Possible way to work with GCP Result in Collibra
Integrating Google Dataplex Catalog Google Dataplex Catalog is a technical catalog on Google side that provides information for all the data in the various Dataplex projects. If you use the Google Dataplex Catalog integration, we will register and synchronize the GCP Projects, Dataplex Lakes, Dataplex Zones, Tables, and Columns.

The Google Dataplex Catalog Synchronization will create the whole asset structure, representing Dataplex objects such as Project, Lake , Zone, Table, Column, and allows for filtering based on Lakes and Zones.

Integrating a Google Cloud Storage file system

The Google Cloud Storage (GCS) file system integration allows for the registration of Google Cloud Storage (GCS) as a data source in Collibra and the synchronization of the metadata. The GCS integration supports Google Dataplex, a service used for schema discovery. This allows you to integrate the schemas, tables and columns from the files and create a File Group asset in Collibra rather than multiple File assets.

This GCS integration will integrate data from GCS based on the configured crawler and in addition add Tables and Columns recognized by Dataplex, which are related to files and file groups.

Register a Google BigQuery database

If you register a specific Google BigQuery data source via the BigQuery JDBC connector, the resulting assets represent the columns and the tables in the database.
You can retrieve sample data, and can profile and classify the data.

Combining the ways of working

It is possible to combine the Google Dataplex Catalog integration and the registration of a Google BigQuery database because they result in the same technology assets. You can use the integration of Google Dataplex Catalog to quickly get an overview of all your databases in Collibra Data Intelligence Platform. Once you have a better view on the important databases, you can register them individually via the JDBC driver.

Important Use the same System asset for the integration and the registration.

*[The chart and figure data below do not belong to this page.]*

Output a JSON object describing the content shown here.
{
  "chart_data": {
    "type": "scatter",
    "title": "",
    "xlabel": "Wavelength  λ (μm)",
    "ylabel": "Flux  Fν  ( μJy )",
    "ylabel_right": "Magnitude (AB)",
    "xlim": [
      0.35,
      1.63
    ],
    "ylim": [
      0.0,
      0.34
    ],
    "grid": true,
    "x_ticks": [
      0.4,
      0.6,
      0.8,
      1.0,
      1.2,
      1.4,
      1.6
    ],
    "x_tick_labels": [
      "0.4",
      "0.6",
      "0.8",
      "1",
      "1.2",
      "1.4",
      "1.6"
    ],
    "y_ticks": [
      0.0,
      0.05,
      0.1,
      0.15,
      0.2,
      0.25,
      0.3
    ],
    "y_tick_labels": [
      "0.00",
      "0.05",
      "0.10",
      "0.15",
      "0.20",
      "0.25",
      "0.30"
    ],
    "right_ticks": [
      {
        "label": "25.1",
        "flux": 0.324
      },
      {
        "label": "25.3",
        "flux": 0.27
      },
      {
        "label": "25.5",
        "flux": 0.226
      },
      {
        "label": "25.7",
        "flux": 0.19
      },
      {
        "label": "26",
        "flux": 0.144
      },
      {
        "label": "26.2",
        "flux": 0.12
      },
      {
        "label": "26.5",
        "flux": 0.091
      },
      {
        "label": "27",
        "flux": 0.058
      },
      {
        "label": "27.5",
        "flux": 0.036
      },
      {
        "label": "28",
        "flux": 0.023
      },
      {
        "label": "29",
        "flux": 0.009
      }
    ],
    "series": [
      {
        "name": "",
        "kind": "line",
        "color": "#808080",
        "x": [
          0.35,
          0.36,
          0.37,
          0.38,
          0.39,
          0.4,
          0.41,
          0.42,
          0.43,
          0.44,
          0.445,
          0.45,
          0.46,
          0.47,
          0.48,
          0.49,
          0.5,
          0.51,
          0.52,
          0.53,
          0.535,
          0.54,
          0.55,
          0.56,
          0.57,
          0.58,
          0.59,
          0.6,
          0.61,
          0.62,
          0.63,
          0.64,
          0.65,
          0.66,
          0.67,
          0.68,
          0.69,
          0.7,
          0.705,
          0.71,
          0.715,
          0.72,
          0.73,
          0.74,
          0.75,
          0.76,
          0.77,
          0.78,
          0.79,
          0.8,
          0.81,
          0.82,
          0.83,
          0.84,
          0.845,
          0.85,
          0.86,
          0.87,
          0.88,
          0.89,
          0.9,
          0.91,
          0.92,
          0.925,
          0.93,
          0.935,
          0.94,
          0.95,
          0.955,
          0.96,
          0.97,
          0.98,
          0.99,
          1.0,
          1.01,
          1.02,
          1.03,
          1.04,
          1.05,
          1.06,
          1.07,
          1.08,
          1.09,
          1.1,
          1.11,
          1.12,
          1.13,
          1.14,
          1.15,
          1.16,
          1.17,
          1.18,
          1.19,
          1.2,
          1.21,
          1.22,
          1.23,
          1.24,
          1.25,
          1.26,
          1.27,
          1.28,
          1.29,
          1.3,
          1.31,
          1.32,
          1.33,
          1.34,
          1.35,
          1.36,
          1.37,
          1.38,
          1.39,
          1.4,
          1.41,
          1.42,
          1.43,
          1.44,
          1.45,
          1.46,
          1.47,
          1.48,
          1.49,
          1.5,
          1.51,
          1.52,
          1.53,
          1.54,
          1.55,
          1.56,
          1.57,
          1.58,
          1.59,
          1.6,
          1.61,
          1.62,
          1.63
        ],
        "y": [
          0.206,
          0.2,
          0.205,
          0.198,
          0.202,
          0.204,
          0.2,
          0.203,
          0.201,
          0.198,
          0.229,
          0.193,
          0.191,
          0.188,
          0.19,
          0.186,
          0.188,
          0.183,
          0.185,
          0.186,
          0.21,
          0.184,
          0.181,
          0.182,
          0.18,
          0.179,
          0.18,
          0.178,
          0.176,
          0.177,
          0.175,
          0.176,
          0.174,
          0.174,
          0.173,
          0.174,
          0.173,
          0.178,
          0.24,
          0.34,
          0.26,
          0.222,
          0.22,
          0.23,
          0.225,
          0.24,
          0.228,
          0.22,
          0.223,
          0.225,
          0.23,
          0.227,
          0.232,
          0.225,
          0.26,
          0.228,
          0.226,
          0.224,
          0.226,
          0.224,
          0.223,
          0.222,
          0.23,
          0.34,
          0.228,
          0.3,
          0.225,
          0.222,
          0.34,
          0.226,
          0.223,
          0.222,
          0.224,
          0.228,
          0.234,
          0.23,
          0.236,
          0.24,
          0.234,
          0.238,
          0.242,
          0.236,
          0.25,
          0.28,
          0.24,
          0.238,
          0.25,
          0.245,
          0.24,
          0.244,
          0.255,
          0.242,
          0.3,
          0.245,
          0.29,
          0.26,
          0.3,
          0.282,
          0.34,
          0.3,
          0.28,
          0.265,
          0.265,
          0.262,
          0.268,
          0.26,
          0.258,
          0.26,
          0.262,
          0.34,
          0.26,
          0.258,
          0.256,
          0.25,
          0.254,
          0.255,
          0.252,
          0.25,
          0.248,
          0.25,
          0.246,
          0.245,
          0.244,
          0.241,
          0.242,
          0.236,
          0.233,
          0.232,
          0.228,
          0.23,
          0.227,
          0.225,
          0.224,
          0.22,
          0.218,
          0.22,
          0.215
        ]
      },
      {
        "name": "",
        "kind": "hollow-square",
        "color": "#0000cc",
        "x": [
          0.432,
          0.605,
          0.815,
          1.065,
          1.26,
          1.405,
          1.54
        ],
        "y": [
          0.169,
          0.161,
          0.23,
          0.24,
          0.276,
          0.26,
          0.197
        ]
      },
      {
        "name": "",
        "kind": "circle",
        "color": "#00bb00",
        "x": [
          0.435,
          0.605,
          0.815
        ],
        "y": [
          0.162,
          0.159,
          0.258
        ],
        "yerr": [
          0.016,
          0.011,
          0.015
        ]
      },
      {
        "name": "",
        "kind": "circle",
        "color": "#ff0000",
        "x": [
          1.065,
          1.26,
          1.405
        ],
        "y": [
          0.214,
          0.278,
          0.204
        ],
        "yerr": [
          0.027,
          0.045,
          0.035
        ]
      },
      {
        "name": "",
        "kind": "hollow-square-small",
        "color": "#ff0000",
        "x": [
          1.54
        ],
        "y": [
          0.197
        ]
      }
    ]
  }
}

Combining the two ways of working with GCP
  1. You first register a BigQuery data source via the BigQuery JDBC connector.
  2. If you then integrate Google Dataplex Catalog, the integration:
    • Skips the assets that have been registered via JDBC.
    • Adds the new information from Google Dataplex Catalog.
  1. You first integrate Google Dataplex Catalog.
  2. If you then register a BigQuery data source via the JDBC connector, the registration adds all data source assets.
    This results in duplicate assets.
  3. If you then integrate Google Dataplex Catalog again, the integration:
    • Adds the new information from Google Dataplex Catalog.
    • Skips the assets that have been registered via JDBC.
    • If any assets were removed or excluded from the integration, they are marked as Missing from source.
    Example 

    Your Google Dataplex Catalog consists of three databases: A, B, C.

    1. You integrate the metadata from Google Dataplex Catalog.
      This results in the Database assets: A, B, C.
    2. You want to register the metadata of database C to access the profiling and classification results.
      The JDBC registration results in a Database asset C', with the same metadata as C.
    3. You integrate the metadata again (because there have been updates).
      • If you don't exclude database C, all databases will be updated, except for C'.
      • If you exclude database C, database C will receive the "Missing from source" status, and you can manually remove these assets.

    From that moment, you should:

    • For A and B, use the Google Dataplex Catalog integration with exclude rules for C, to update the metadata.
    • For C', use the synchronization via JDBC to update the metadata.